DMAGaze: Gaze Estimation Based on Feature Disentanglement and Multi-Scale Attention
Haohan Chen, Hongjia Liu, Shiyong Lan, Wenwu Wang, Yixin Qiao, Yao Li, Guonan Deng
TL;DR
DMAGaze tackles gaze estimation under gaze-irrelevant facial noise by disentangling global gaze-relevant features from gaze-irrelevant content and fusing them with local eye features and head pose. It introduces a Disentangler with continuous masks and a Multi-Scale Global-Local Attention Module (MS-GLAM) that incorporates Gaussian Modulated Weighting (GMW-Non-Local) for nonlinear global dependencies. The method achieves state-of-the-art angular errors on MPIIFaceGaze ($3.74^\circ$) and Rt-Gene ($6.17^\circ$) and is validated through extensive ablations, confirming the contributions of disentangling, head pose integration, and multi-scale attention.

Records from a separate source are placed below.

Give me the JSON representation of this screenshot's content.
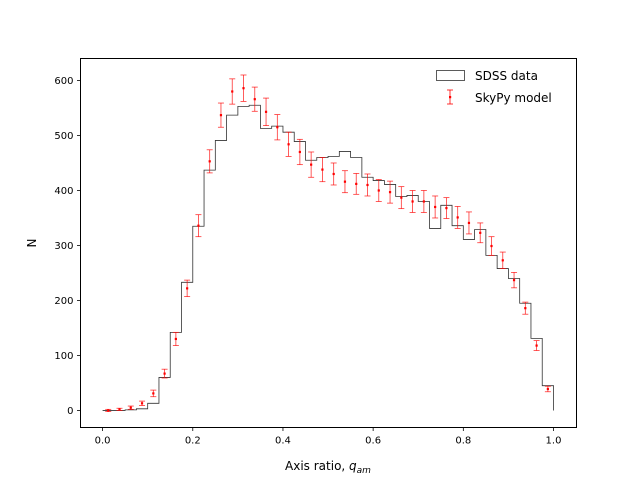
{
  "chart_data": {
    "type": "bar",
    "title": "",
    "xlabel": "Axis ratio, ",
    "xlabel_math": "q",
    "xlabel_sub": "am",
    "ylabel": "N",
    "xlim": [
      -0.049,
      1.051
    ],
    "ylim": [
      -31,
      640
    ],
    "xticks": [
      0.0,
      0.2,
      0.4,
      0.6,
      0.8,
      1.0
    ],
    "xtick_labels": [
      "0.0",
      "0.2",
      "0.4",
      "0.6",
      "0.8",
      "1.0"
    ],
    "yticks": [
      0,
      100,
      200,
      300,
      400,
      500,
      600
    ],
    "ytick_labels": [
      "0",
      "100",
      "200",
      "300",
      "400",
      "500",
      "600"
    ],
    "grid": false,
    "legend_position": "top-right",
    "bin_width": 0.025,
    "series": [
      {
        "name": "SDSS data",
        "kind": "step-histogram",
        "color": "#333333",
        "values": [
          0,
          0,
          1,
          3,
          13,
          60,
          142,
          233,
          335,
          437,
          491,
          537,
          553,
          555,
          513,
          517,
          506,
          489,
          455,
          460,
          462,
          471,
          460,
          424,
          418,
          411,
          389,
          391,
          380,
          331,
          373,
          336,
          311,
          329,
          282,
          258,
          240,
          195,
          131,
          45
        ]
      },
      {
        "name": "SkyPy model",
        "kind": "errorbar",
        "color": "#ff0000",
        "values": [
          0,
          2,
          5,
          13,
          31,
          67,
          130,
          222,
          336,
          453,
          537,
          580,
          586,
          566,
          543,
          515,
          484,
          470,
          447,
          438,
          430,
          416,
          412,
          410,
          400,
          397,
          387,
          380,
          380,
          370,
          368,
          351,
          341,
          323,
          299,
          273,
          237,
          186,
          118,
          39
        ],
        "errors": [
          2,
          2,
          3,
          4,
          6,
          8,
          12,
          15,
          20,
          21,
          22,
          23,
          24,
          22,
          25,
          23,
          22,
          23,
          23,
          22,
          20,
          20,
          19,
          20,
          20,
          20,
          20,
          20,
          20,
          20,
          19,
          20,
          20,
          18,
          17,
          15,
          14,
          11,
          9,
          5
        ]
      }
    ]
  }
}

Overall, DMAGaze offers robust improvements for gaze estimation with strong implications for human-computer interaction and related applications.
Abstract
Gaze estimation, which predicts gaze direction, commonly faces the challenge of interference from complex gaze-irrelevant information in face images. In this work, we propose DMAGaze, a novel gaze estimation framework that exploits information from facial images in three aspects: gaze-relevant global features (disentangled from facial image), local eye features (extracted from cropped eye patch), and head pose estimation features, to improve overall performance. Firstly, we design a new continuous mask-based Disentangler to accurately disentangle gaze-relevant and gaze-irrelevant information in facial images by achieving the dual-branch disentanglement goal through separately reconstructing the eye and non-eye regions. Furthermore, we introduce a new cascaded attention module named Multi-Scale Global Local Attention Module (MS-GLAM). Through a customized cascaded attention structure, it effectively focuses on global and local information at multiple scales, further enhancing the information from the Disentangler. Finally, the global gaze-relevant features disentangled by the upper face branch, combined with head pose and local eye features, are passed through the detection head for high-precision gaze estimation. Our proposed DMAGaze has been extensively validated on two mainstream public datasets, achieving state-of-the-art performance.